Re: [PATCH 1/3] perf: add context field to perf_event

From: Frederic Weisbecker
Date: Wed Jun 29 2011 - 12:08:56 EST


On Wed, Jun 29, 2011 at 06:42:35PM +0300, Avi Kivity wrote:
> The perf_event overflow handler does not receive any caller-derived
> argument, so many callers need to resort to looking up the perf_event
> in their local data structure.
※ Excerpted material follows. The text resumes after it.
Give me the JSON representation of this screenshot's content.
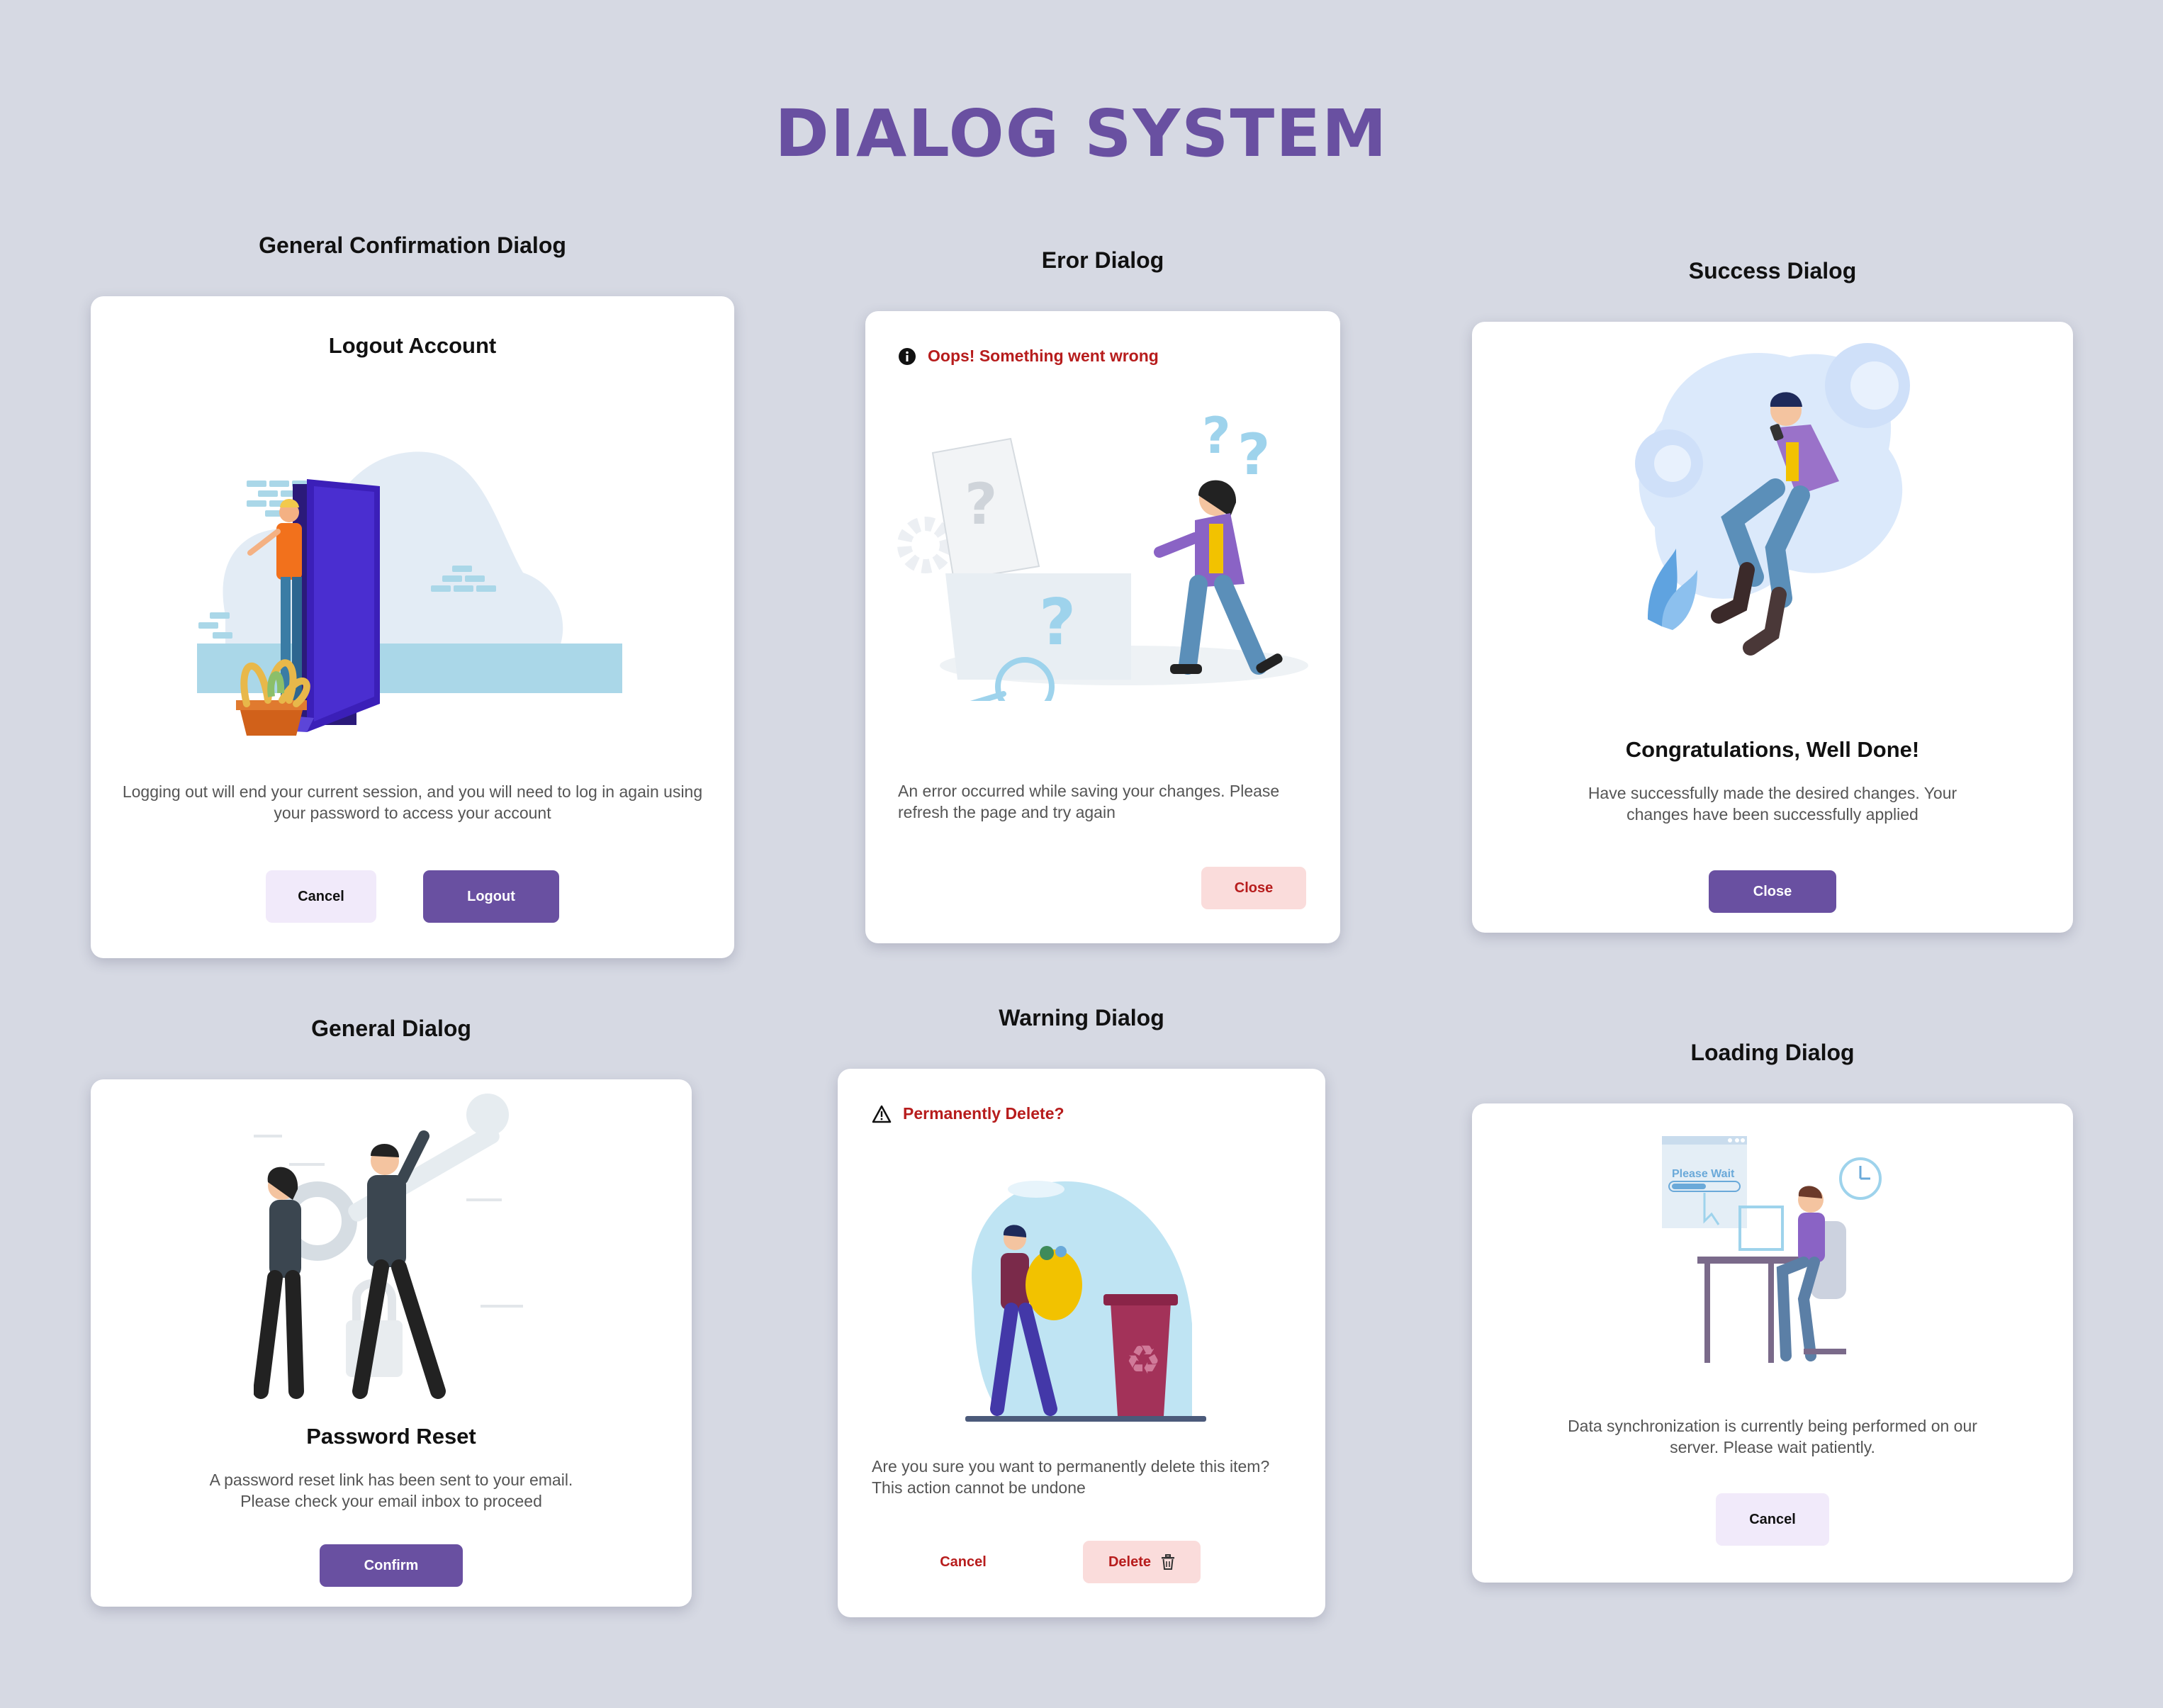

This is ugly and doesn't scale if a
> single callback services many perf_events.
>
> Fix by adding a context parameter to perf_event_create_kernel_counter()
> (and derived hardware breakpoints APIs) and storing it in the perf_event.
> The field can be accessed from the callback as event->overflow_handler_context.
> All callers are updated.
>
> Signed-off-by: Avi Kivity <avi@xxxxxxxxxx>

I believe it can micro-optimize ptrace through register_user_hw_breakpoint() because
we could store the index of the breakpoint that way, instead of iterating through 4 slots.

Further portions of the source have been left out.